After entering the numbers into pre-test calculator, we can see that the required minimum sample size equals 1723, which means that the test should last 7 weeks. In order to achieve required levels of statistical power and significance of the test, we need to observe 26% relative uplift of the conversion rate, which in percentage points is around 5,2%.
2) Let’s run the test
Here, I would focus on segments and the duration of test.
In the example hypothesis, I mentioned US Users as the targeted segment. That’s a broad segment. In order to gain as much control over the outcomes of the test as possible, it is best to test the smallest possible changes on the smallest possible segment. That way the certainty of what action resulted in what change of metrics will increase. The reason for that is Users in US can showcase many different behaviours and without targeting our experiment to the smaller group of Users who share similar characteristics (for example financial status, lifestyle, goal of using our product), we can’t be sure if assumptions in the hypothesis were tested. The same goes with change on our website. The more changes we will implement in the tested version, the more difficult it is to determine which change impacted the metric. Ideally, we would like to have smaller, properly categorised group of Users and only one element changed.
Duration of the test depends on the traffic. Pre-test calculator can suggest the realistic timeframe of the experiment. While the experiment is live, we should monitor sample size of Users who used test version of our website, and also p value and statistical power of the experiment. Without more advanced statistical knowledge it is good to wait till sample size will hit the number from pre-test calculator.
Monitoring p-value and statistical power of the test and making sure that they are on good levels, will prevent us from type I and type II errors. Type I (false positive) error is when we observe uplift in the metric but in reality there is no uplift. P-value in check will prevent type I error from occurring.
Type II (false negative) error is when we don’t see any uplift but in reality there is improvement of our observed metric. Statistical power will prevent type II error from occurring.
P-value and power will be calculated by the A/B testing tool of your choice and by the rule of thumb your experiment should achieve p-value<0,05 and power of at leat 80%.
It is very important, that if you don’t have an access to p-value or power, you should not consider the outcomes if the test as valid.
3) Documentation
It is very important to document the tests. Outcomes of the experiment can be used in the future as an insight and enrich the knowledge about your Users. By retaining the knowledge we will make sure that we don’t duplicate the work and, overtime, our methodology of conducting experiments will improve if we will learn from mistakes or successes from the past.

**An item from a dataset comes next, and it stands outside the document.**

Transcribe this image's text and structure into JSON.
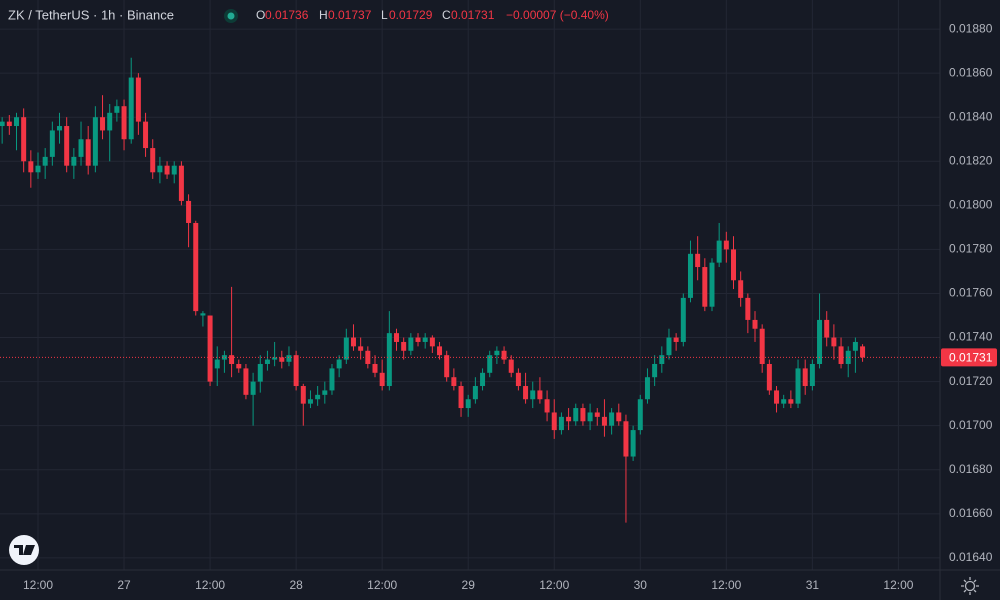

In the documentation of test I would like to include hypothesis, insight which has been used as a reason for the test, monitored metrics, UX/UI designs, technical details even pieces of code if it has been written to conduct the experiment. I would also conclude the test with the results - which version was successful, why we think that is, has there been any interruptions during the test. Every info is important because in 2 weeks you won’t remember it.
Value of the test
In the given example of an experiment, we were expecting uplift of 5,2% of CR. By using LTV, uplift of CR in that case can be converted to financial benefit that the company might enjoy. However it will be achieved, I believe that experiments should be treated as an investment. That means that conducting an experiment should be treated as a cost and outcome of the test should bring financial gains to the company. It is very important to keep that mindset through out the whole process and be able to prove real value of an experiment whenever you will be asked about it.